Quartet

Heiner Muller's Quartet is based on Laclos's book Liaisons Dangereuses, widely known in the adaptation for the stage by Christopher…

Heiner Muller's Quartet is based on Laclos's book Liaisons Dangereuses, widely known in the adaptation for the stage by Christopher Hampton. Here, the title notwithstanding, it is pared down to a two-hander - a sexual duel between two French aristocrats - and makes for the steamiest of verbal and physical engagements.

The rivals are obsessed with the seduction and moral corruption of others and with goading each other to new depths of depravity. His current target is the virtuous wife of a prominent nobleman; she tries to divert him to her virginal niece just out of the convent. In each case, he achieves the sexual and psychological destruction of his victim.

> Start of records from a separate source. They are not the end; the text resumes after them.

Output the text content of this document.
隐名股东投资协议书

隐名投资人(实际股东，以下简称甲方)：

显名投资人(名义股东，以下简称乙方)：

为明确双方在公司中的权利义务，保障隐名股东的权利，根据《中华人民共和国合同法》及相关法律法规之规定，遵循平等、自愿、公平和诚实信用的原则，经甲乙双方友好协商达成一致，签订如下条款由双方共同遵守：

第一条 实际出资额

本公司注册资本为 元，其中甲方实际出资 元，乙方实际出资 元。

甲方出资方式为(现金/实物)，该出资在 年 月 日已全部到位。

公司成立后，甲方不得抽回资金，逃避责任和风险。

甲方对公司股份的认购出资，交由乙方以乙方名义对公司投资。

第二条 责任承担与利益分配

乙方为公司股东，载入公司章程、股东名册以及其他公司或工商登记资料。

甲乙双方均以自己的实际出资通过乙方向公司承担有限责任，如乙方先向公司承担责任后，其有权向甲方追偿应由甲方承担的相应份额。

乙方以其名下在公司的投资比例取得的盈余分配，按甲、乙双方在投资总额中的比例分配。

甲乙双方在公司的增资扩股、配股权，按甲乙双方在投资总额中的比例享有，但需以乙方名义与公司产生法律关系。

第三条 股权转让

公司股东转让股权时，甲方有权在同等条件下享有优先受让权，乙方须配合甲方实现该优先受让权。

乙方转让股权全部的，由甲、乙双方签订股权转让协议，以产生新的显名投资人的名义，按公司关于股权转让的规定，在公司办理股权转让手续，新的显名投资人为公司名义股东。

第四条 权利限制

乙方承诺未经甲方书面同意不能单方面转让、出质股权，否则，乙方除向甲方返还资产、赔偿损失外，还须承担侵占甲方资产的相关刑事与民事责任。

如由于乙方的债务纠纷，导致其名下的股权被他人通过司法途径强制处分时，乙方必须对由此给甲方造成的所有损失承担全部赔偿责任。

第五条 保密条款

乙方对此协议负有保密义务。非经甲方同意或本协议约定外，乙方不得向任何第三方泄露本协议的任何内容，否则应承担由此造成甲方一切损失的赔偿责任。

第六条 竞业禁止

There is real evil at the heart of this story of sick people spreading their contagion, but this version has its limitations. I am distrustful of plays which rely excessively on simulated sex acts with dialogue to match, often a smoke-screen for intellectual poverty. The significance claimed by the late author, a "reflex on the problem of terrorism", quite escaped me, and he has devised an unpersuasive ending.

Karl Shiels, an actor who seems to improve with every outing, and Debbie Leeding grasp it with some style. Jimmy Fay directs the 70minute work with a sure control, and Johanna Connor's set has an economic elegance.